What's the difference between transcript_source values?

  • library — pulled from YouTube's published caption tracks (fastest, most reliable, real human captions for popular videos).
  • innertube — pulled from YouTube's internal API when the library couldn't reach it.
  • playwright_dom — extracted from the in-page transcript panel as a last resort.
  • whisper — generated locally from the audio with Whisper AI when YouTube has no captions at all.

How accurate are auto-generated captions vs Whisper? YouTube auto-captions are generally accurate for clear English speech. Whisper base is comparable for clean audio, and Whisper small typically beats YouTube on accents, multiple speakers, and noisy audio. Both struggle on music with non-vocal singing.

The Whisper output looks like garbage / repetitive text. Whisper-tiny on music or near-silent clips can hallucinate repetitive phrases. The actor automatically detects this (low language-detection confidence + identical segment text) and returns success=false with an actionable error pointing you at a larger model. Re-run with whisperModel=small for music videos.

Can I scrape multiple videos in one run? Yes — pass an array of URLs. Each video is processed sequentially and pushed as its own dataset row.
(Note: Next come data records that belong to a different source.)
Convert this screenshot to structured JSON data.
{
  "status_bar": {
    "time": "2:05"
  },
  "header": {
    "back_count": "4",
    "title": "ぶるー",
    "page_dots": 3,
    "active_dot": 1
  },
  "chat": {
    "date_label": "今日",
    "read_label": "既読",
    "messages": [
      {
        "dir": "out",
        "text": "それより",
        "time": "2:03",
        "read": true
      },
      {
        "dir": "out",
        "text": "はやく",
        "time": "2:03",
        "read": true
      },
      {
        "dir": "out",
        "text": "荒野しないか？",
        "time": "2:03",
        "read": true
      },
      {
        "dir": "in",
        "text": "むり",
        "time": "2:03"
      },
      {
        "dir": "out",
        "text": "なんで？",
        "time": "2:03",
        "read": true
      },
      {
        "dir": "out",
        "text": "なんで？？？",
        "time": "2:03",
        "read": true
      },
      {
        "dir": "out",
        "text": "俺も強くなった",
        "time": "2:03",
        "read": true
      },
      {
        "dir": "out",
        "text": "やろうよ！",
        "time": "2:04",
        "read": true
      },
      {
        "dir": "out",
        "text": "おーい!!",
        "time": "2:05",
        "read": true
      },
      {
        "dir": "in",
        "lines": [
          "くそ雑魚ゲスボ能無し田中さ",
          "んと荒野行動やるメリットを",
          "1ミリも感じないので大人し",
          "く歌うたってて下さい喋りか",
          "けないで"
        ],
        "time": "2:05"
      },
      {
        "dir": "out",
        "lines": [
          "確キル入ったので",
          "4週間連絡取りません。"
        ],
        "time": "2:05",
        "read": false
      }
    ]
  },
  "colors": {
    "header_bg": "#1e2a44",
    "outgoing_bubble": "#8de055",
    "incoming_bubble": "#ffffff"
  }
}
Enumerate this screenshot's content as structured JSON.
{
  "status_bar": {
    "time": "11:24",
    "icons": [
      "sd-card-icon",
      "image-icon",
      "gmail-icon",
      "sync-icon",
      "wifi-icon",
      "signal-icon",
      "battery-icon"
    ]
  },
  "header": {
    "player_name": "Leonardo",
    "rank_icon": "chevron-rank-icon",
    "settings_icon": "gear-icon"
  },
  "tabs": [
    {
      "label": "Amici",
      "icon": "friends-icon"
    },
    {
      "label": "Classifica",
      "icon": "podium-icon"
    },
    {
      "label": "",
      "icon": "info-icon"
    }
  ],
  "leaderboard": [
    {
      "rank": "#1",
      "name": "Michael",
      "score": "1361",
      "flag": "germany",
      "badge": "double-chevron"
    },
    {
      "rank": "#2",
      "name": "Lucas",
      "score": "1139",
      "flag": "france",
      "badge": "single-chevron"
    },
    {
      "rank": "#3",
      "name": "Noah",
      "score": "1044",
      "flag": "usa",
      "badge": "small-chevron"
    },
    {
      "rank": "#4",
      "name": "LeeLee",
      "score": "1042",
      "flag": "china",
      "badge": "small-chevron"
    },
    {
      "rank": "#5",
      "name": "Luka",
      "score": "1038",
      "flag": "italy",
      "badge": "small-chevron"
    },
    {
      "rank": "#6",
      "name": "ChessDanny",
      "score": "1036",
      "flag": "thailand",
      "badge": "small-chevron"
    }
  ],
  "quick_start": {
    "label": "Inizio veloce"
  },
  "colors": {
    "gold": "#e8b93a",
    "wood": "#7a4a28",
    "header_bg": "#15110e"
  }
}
How current is the data? Live — every run hits YouTube at request time. Schedule the actor for daily / hourly refreshes.

Limitations

  • Private, members-only, age-restricted, and deleted videos cannot be scraped.
  • Whisper transcription uses CPU, so it adds 30-180 s per video depending on length and model size.
  • Whisper accuracy on heavy music or pure-instrumental audio is fundamentally limited regardless of model size.
  • YouTube can change its caption infrastructure; the scraper has multiple fallback paths but a transient outage may still cause success=false for individual videos.